In last night's game recap, I made mention of Brian McCann's reverse platoon split this season and how he's hit left-handed pitching incredibly well while being downright awful against righties. It wasn't an exaggeration. After last night's game, McCann owns a .301/.345/.544 tripleslash in 103 PA against southpaws, good for a .388 wOBA and 147 wRC+. In 275 PA against righties, his slash line is .211/.270/.327 (.268/64).
That's an astonishingly wide OPS gap. Almost 300 points. It's even more astonishing when you consider that McCann's career OPS against righties is .834 compared to .755 against lefties, and his career batting average is 15 points higher against righties. This isn't a case of big variations from year to year either. Go back through each one of his Major League seasons and you won't find a single instance of McCann's OPS being better against LHP than RHP before this season. Since 2005, the formula has been that McCann hits for better average, better power, walks more, and strikes out less against righties.

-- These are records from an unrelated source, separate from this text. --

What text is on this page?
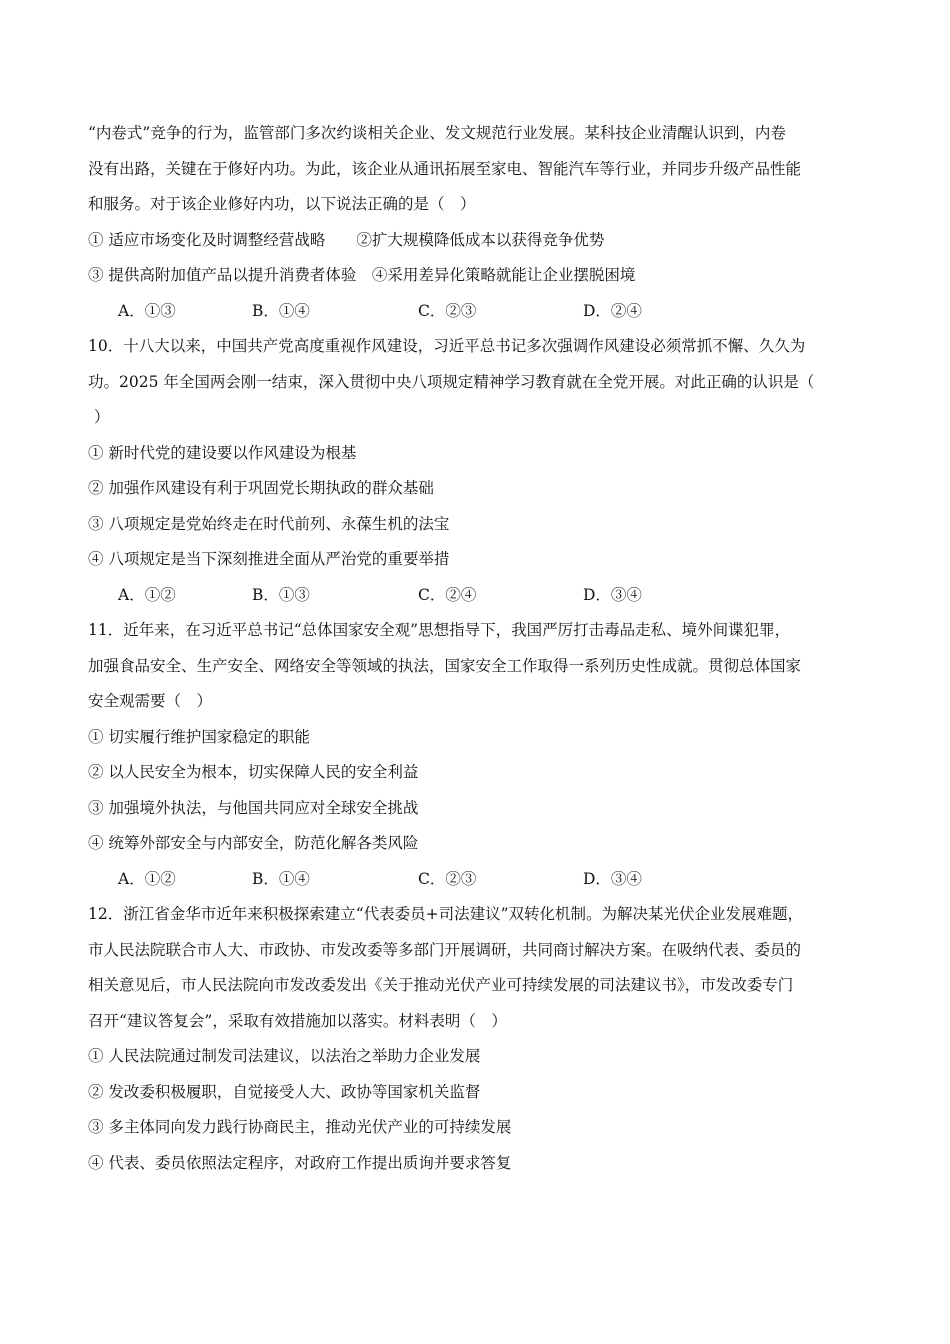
“内卷式”竞争的行为，监管部门多次约谈相关企业、发文规范行业发展。某科技企业清醒认识到，内卷
没有出路，关键在于修好内功。为此，该企业从通讯拓展至家电、智能汽车等行业，并同步升级产品性能
和服务。对于该企业修好内功，以下说法正确的是（　）
① 适应市场变化及时调整经营战略　　②扩大规模降低成本以获得竞争优势
③ 提供高附加值产品以提升消费者体验　④采用差异化策略就能让企业摆脱困境
A．①③	B．①④	C．②③	D．②④
10．十八大以来，中国共产党高度重视作风建设，习近平总书记多次强调作风建设必须常抓不懈、久久为
功。2025 年全国两会刚一结束，深入贯彻中央八项规定精神学习教育就在全党开展。对此正确的认识是（
）
① 新时代党的建设要以作风建设为根基
② 加强作风建设有利于巩固党长期执政的群众基础
③ 八项规定是党始终走在时代前列、永葆生机的法宝
④ 八项规定是当下深刻推进全面从严治党的重要举措
A．①②	B．①③	C．②④	D．③④
11．近年来，在习近平总书记“总体国家安全观”思想指导下，我国严厉打击毒品走私、境外间谍犯罪，
加强食品安全、生产安全、网络安全等领域的执法，国家安全工作取得一系列历史性成就。贯彻总体国家
安全观需要（　）
① 切实履行维护国家稳定的职能
② 以人民安全为根本，切实保障人民的安全利益
③ 加强境外执法，与他国共同应对全球安全挑战
④ 统筹外部安全与内部安全，防范化解各类风险
A．①②	B．①④	C．②③	D．③④
12．浙江省金华市近年来积极探索建立“代表委员+司法建议”双转化机制。为解决某光伏企业发展难题，
市人民法院联合市人大、市政协、市发改委等多部门开展调研，共同商讨解决方案。在吸纳代表、委员的
相关意见后，市人民法院向市发改委发出《关于推动光伏产业可持续发展的司法建议书》，市发改委专门
召开“建议答复会”，采取有效措施加以落实。材料表明（　）
① 人民法院通过制发司法建议，以法治之举助力企业发展
② 发改委积极履职，自觉接受人大、政协等国家机关监督
③ 多主体同向发力践行协商民主，推动光伏产业的可持续发展
④ 代表、委员依照法定程序，对政府工作提出质询并要求答复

That BB and K rate trends have held this year, which makes the dramatic shift in L/R split even more baffling. It's not like McCann is dinking and dunking his way to bunch of Ichiro-esque bloop singles against southpaws. His 27.4% LD rate against them is almost 6 points higher than his LD rate against righties (21.8%). Compare his season-long spray charts and there really isn't much difference between his BIP distribution against either-handed pitchers:
Same high concentration of pulled GB outs, same relatively even distribution of balls hit into the outfield, same HR pull power into right. There's nothing there to suggest that McCann is doing anything different mechanically or in his approach to lead to such drastically better results against left-handed pitching. So what are we supposed to attribute this change to?
When it comes to home runs, it may be as simple as good BIP luck. While McCann's FB rate against righties is almost 10% higher than against lefties, he has a 19.4% HR/FB rate against lefties. When he gets something in his kitchen that he can handle from them, he's cashing in big much more frequently. It's also worth pointing out that his BABIP overall against lefties is over 100 points higher than against righties (.321 to .219), so some better luck against lefties and worse against righties could both be combining here to arbitrarily expand that production gap.
I'd like to chalk some of that up to the shift, but from what I've seen in the games I've watched, there hasn't been a big change in how often opposing teams shift against him depending on what hand the pitcher is using to throw the ball. McCann has consistently been among the most shifted against players in MLB from day 1 this year, so to suggest that teams aren't employing the shift as much when their pitcher is a lefty seems overly simplistic.
McCann has been a huge disappointment at the plate this season, to the degree that his contract doesn't look as good as it did back in November. This severe reverse platoon split is among the most puzzling contributing factors to his decrease in production and I honestly can't offer up an explanation, so if anybody has seen something I haven't, I'd love to get your take. Maybe eliminating the toe tap made it easier for him to time pitches against lefties? I don't know. I got nothing.
P.S.- Commenter Bill actually pointed this out to me in my post on ways to improve the offense back on July 1st. I knew the idea came from somewhere and writing about him crushing lefties this season last night jostled my memory on it. Good on ya, Bill.